Di sanalah Kinan memulai perjalanannya. Sebagai seorang jurnalis muda, ia tidak hanya mencari berita—ia mencari kebenaran yang selama ini tenggelam di bawah ombak ketidakadilan.
Senja mulai turun di tepi dermaga. Angin laut berembus lembut, membawa aroma asin yang begitu akrab bagi Kinan. Ia duduk di ujung dermaga, membiarkan kakinya menggantung di atas air yang beriak pelan. Di sampingnya, Haris, sahabat masa kecilnya, menatapnya dengan penuh tanda tanya.
“Kinan, kau masih berpikir untuk kembali ke Jakarta?” tanya Haris, suaranya pelan tapi menusuk.
Kinan menghela napas panjang. “Aku tidak pernah benar-benar pergi, Ris. Hanya tubuhku yang ada di sana, tapi pikiranku selalu kembali ke sini.”
Haris menatap laut yang mulai gelap. “Kau selalu bicara tentang perubahan.
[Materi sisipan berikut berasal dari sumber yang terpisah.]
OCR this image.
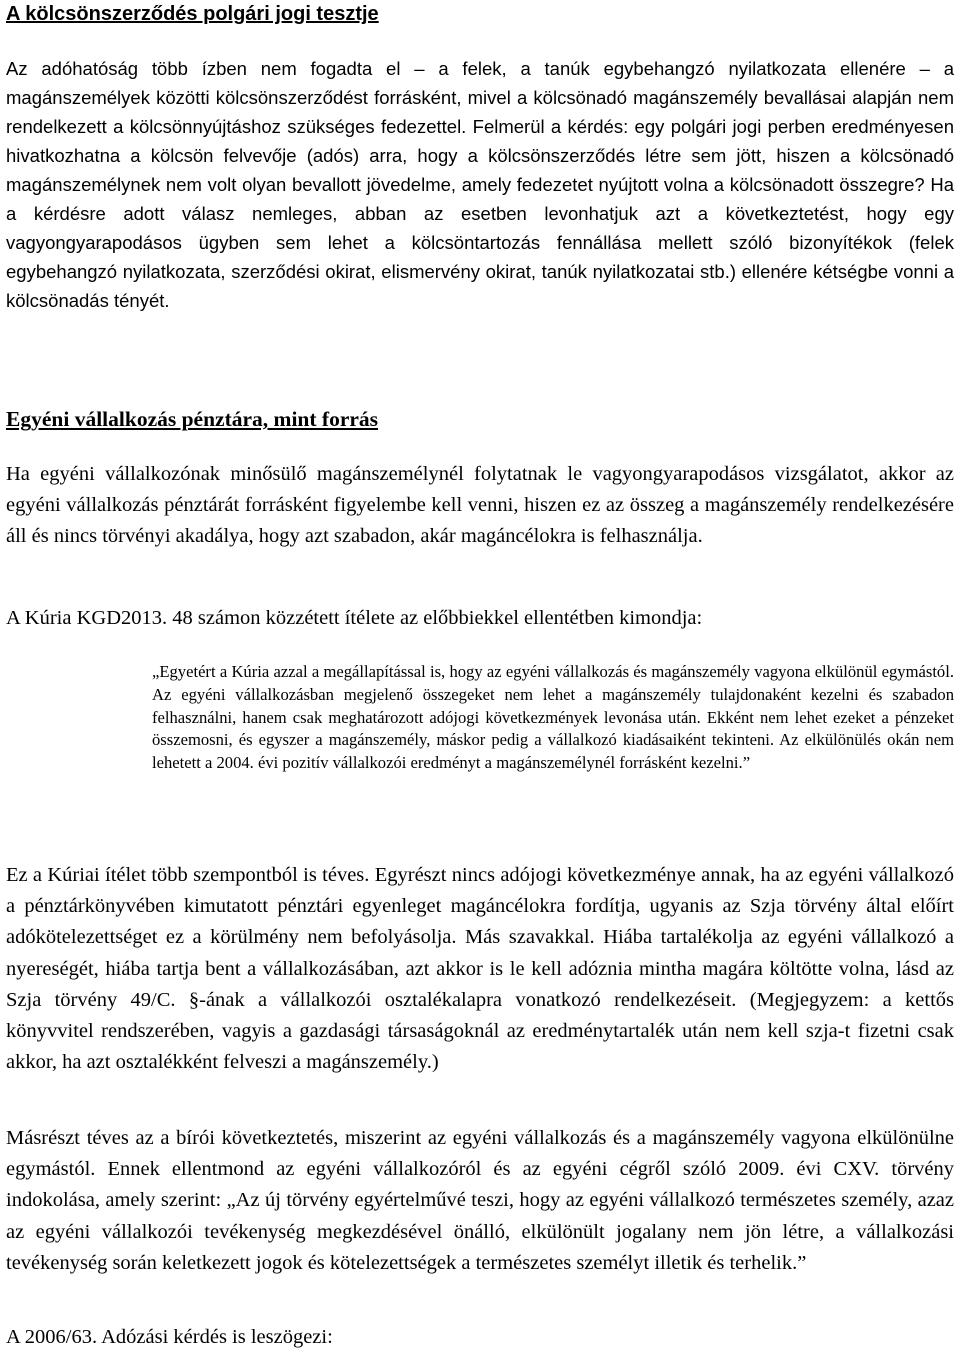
A kölcsönszerződés polgári jogi tesztje

Az adóhatóság több ízben nem fogadta el – a felek, a tanúk egybehangzó nyilatkozata ellenére – a magánszemélyek közötti kölcsönszerződést forrásként, mivel a kölcsönadó magánszemély bevallásai alapján nem rendelkezett a kölcsönnyújtáshoz szükséges fedezettel. Felmerül a kérdés: egy polgári jogi perben eredményesen hivatkozhatna a kölcsön felvevője (adós) arra, hogy a kölcsönszerződés létre sem jött, hiszen a kölcsönadó magánszemélynek nem volt olyan bevallott jövedelme, amely fedezetet nyújtott volna a kölcsönadott összegre? Ha a kérdésre adott válasz nemleges, abban az esetben levonhatjuk azt a következtetést, hogy egy vagyongyarapodásos ügyben sem lehet a kölcsöntartozás fennállása mellett szóló bizonyítékok (felek egybehangzó nyilatkozata, szerződési okirat, elismervény okirat, tanúk nyilatkozatai stb.) ellenére kétségbe vonni a kölcsönadás tényét.

Egyéni vállalkozás pénztára, mint forrás

Ha egyéni vállalkozónak minősülő magánszemélynél folytatnak le vagyongyarapodásos vizsgálatot, akkor az egyéni vállalkozás pénztárát forrásként figyelembe kell venni, hiszen ez az összeg a magánszemély rendelkezésére áll és nincs törvényi akadálya, hogy azt szabadon, akár magáncélokra is felhasználja.

A Kúria KGD2013. 48 számon közzétett ítélete az előbbiekkel ellentétben kimondja:

„Egyetért a Kúria azzal a megállapítással is, hogy az egyéni vállalkozás és magánszemély vagyona elkülönül egymástól. Az egyéni vállalkozásban megjelenő összegeket nem lehet a magánszemély tulajdonaként kezelni és szabadon felhasználni, hanem csak meghatározott adójogi következmények levonása után. Ekként nem lehet ezeket a pénzeket összemosni, és egyszer a magánszemély, máskor pedig a vállalkozó kiadásaiként tekinteni. Az elkülönülés okán nem lehetett a 2004. évi pozitív vállalkozói eredményt a magánszemélynél forrásként kezelni.”

Ez a Kúriai ítélet több szempontból is téves. Egyrészt nincs adójogi következménye annak, ha az egyéni vállalkozó a pénztárkönyvében kimutatott pénztári egyenleget magáncélokra fordítja, ugyanis az Szja törvény által előírt adókötelezettséget ez a körülmény nem befolyásolja. Más szavakkal. Hiába tartalékolja az egyéni vállalkozó a nyereségét, hiába tartja bent a vállalkozásában, azt akkor is le kell adóznia mintha magára költötte volna, lásd az Szja törvény 49/C. §-ának a vállalkozói osztalékalapra vonatkozó rendelkezéseit. (Megjegyzem: a kettős könyvvitel rendszerében, vagyis a gazdasági társaságoknál az eredménytartalék után nem kell szja-t fizetni csak akkor, ha azt osztalékként felveszi a magánszemély.)

Másrészt téves az a bírói következtetés, miszerint az egyéni vállalkozás és a magánszemély vagyona elkülönülne egymástól. Ennek ellentmond az egyéni vállalkozóról és az egyéni cégről szóló 2009. évi CXV. törvény indokolása, amely szerint: „Az új törvény egyértelművé teszi, hogy az egyéni vállalkozó természetes személy, azaz az egyéni vállalkozói tevékenység megkezdésével önálló, elkülönült jogalany nem jön létre, a vállalkozási tevékenység során keletkezett jogok és kötelezettségek a természetes személyt illetik és terhelik.”

A 2006/63. Adózási kérdés is leszögezi:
Tapi bagaimana kalau perubahan itu tak pernah datang?”
Kinan menoleh, matanya penuh tekad. “Kalau aku tidak bersuara, siapa lagi? Aku ingin orang-orang tahu bahwa kita ada. Bahwa kita bukan sekadar bayangan di peta.”
Haris mengangguk perlahan. “Tapi risikonya besar. Kau tahu sendiri bagaimana mereka memperlakukan orang yang berani melawan.”
Kinan tersenyum kecil, meskipun hatinya berdebar. “Andai di tanganku ada matahari, aku ingin menerangi tempat ini. Aku ingin menuliskan kebenaran.”
Angin berembus lebih kencang, seakan lautan menyetujui niatnya. Cahaya senja perlahan meredup, menandai awal perjalanan Kinan yang penuh tantangan.
*******
Suarakan terus apa yang terjadi di pulau walaupun melalui cerita, suarakan kebenaran. Cerita ini sangat bagus, seharusnya para pihak membaca apa isi dari cerita “suara dari laut” yang sarat dengan pesan yang bermakna,semangat untuk penulis,semoga perjuangan mu melalui cerita tidak sia sia dan bisa berhasil, semangat terus
Terima kasih banyak atas dukungan dan semangat yang Anda berikan! Saya sangat terharu dan termotivasi oleh kata-kata Anda. Memang, cerita “Suara dari Laut” ini memiliki pesan yang bermakna dan ingin disampaikan kepada masyarakat luas.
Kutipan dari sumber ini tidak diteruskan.